Yes, Green nearly blew the primary election and gave it to Fernando Ferrer, an absolute special interest candidate and a puppet of Al Sharpton. He still had a 40-point lead over Michael Bloomberg and the numbers didn't really move until 9/11. That started a huge swing to Bloomberg which Green aided by freaking out and saying he would have done as good a job on 9/11 as Rudy. (This seems less offensive six years on.) Giuliani endorsed Bloomberg and his post-9/11 Midas touch gave him the election, narrowly.

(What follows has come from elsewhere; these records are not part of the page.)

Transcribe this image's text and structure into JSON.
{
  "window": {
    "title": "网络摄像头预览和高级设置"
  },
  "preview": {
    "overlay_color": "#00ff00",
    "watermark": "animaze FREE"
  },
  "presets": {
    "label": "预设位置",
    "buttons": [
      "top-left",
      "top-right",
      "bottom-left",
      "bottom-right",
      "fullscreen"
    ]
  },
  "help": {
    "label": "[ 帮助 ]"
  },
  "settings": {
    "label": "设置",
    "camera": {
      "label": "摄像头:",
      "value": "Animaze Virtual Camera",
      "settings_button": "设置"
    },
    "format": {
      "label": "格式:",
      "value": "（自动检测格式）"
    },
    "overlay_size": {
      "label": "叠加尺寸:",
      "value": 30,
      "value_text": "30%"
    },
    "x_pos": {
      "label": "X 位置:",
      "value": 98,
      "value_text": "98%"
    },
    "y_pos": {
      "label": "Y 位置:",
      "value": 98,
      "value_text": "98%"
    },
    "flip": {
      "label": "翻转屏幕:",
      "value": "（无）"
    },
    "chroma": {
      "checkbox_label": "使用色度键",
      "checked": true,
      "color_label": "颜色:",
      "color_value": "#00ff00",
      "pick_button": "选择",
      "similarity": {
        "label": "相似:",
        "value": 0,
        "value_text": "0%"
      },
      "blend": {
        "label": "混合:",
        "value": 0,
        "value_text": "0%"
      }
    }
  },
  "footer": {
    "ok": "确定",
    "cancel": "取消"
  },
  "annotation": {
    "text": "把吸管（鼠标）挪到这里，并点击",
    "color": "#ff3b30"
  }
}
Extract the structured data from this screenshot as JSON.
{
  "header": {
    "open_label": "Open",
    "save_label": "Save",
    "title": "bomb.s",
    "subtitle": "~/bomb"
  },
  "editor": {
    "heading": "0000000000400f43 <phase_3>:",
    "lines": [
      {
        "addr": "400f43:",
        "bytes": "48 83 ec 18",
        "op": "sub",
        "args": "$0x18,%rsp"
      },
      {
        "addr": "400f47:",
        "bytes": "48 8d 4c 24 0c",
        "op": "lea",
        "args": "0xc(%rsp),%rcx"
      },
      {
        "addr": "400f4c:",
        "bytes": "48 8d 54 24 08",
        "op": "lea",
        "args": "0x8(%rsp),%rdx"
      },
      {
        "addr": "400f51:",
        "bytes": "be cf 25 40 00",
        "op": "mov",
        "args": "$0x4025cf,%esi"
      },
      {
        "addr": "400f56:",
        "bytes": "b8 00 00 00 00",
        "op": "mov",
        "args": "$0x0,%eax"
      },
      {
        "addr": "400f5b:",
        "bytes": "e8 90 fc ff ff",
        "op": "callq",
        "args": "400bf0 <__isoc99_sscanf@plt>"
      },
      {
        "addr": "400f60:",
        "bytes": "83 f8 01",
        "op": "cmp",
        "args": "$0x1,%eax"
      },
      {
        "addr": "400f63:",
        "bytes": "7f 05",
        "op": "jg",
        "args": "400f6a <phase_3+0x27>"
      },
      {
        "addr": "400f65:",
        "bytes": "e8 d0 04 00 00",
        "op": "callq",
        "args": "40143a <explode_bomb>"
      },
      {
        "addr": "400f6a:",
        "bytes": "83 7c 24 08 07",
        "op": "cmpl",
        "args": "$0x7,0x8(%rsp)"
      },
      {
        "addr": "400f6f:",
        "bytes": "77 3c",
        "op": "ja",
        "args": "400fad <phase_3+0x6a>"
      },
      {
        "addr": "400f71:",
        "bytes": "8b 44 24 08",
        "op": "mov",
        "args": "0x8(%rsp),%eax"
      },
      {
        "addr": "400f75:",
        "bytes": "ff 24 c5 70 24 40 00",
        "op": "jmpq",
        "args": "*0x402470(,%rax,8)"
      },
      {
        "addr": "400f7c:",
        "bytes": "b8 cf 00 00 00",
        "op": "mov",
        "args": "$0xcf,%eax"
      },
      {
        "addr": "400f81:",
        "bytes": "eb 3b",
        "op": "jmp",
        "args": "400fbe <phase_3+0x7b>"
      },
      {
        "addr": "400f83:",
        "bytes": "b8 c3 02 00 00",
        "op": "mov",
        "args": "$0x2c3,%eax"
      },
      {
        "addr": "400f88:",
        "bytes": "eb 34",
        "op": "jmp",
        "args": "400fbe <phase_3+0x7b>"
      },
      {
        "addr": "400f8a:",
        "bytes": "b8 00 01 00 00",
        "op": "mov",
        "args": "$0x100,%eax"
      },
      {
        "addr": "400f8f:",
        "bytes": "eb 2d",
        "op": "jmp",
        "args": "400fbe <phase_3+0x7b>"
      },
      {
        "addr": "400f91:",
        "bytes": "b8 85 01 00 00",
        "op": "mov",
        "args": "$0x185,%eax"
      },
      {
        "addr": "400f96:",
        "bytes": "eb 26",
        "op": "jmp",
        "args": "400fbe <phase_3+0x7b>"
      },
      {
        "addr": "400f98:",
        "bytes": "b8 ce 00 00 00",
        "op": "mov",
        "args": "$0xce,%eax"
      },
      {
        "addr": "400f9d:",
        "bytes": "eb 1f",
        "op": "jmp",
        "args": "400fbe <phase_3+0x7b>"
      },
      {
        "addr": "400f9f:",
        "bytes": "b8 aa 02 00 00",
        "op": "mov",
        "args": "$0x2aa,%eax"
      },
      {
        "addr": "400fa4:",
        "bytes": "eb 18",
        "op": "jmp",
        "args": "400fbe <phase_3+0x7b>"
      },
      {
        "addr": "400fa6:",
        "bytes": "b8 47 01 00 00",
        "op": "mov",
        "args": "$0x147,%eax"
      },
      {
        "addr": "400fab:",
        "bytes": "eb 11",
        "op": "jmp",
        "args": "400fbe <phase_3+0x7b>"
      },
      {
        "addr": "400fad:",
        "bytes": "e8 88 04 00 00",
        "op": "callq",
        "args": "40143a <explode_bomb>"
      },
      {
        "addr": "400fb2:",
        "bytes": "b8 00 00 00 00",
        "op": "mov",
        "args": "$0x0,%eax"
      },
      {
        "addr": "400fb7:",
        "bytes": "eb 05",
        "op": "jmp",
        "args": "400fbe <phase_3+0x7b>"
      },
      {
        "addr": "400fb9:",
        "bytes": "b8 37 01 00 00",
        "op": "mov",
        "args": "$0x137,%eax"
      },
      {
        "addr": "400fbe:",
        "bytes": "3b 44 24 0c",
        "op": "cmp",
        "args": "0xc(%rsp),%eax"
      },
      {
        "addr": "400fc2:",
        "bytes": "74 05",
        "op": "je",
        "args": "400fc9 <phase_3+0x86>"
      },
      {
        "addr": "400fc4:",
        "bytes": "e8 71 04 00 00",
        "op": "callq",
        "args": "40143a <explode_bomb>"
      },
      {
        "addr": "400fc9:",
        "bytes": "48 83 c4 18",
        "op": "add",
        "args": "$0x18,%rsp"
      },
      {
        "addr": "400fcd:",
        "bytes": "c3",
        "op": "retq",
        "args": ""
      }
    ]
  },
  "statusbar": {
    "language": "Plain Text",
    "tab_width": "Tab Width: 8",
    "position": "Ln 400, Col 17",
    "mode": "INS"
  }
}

Obviously McArdle (and a few million other people) lived through this, but so soon after Karl Rove's adieu it seems worthwhile to point it out. The GOP's lock on Gracie Mansion has less to do with New York's one-party interest group-driven politics than the political serendipity of 9/11, just like Bush's 2002 and 2004 election wins obviously owed more to his "bullhorn moment" and al Qaeda fears than Rove's Shaolin realignment-fu.
UPDATE: McArdle responds:
Mmmm . . . maybe. I concede that 9/11 had a big impact, but it's more complicated than that. The Democratic primary was supposed to be held on September 11th; one of my friends saw the towers hit as she came out of the voting booth. The primary ended up being held on September 25th, and Green's ultimate win may plausibly be attributed to a rightward shift post-9/11. The nomination in 2005 went to… Fernando Ferrer.
Most of this sounds right, although one reason Green nearly lost the nomination to Ferrer was his September 26th endorsement of Giuliani's plan to extend his term of office. Green was set to crush Ferrer in the runoff election. Remember, the two candidates eliminated in the first round of voting were bland New Democrat Alan Hevesi and Queens conservative Democrat Peter Vallone. Their voters weren't about to jump to Ferrer.
Anyway, I'm only dredging all of this up because it's tough to isolate the effect 9/11 had on politics. In retrospect Karl Rove's brilliance and John Kerry's bumbling and the pushes to give the GOP an advantage on education (NCLB) and health care (Medicard Part D) issues look, in retrospect, to have mattered less than the 9/11 effect.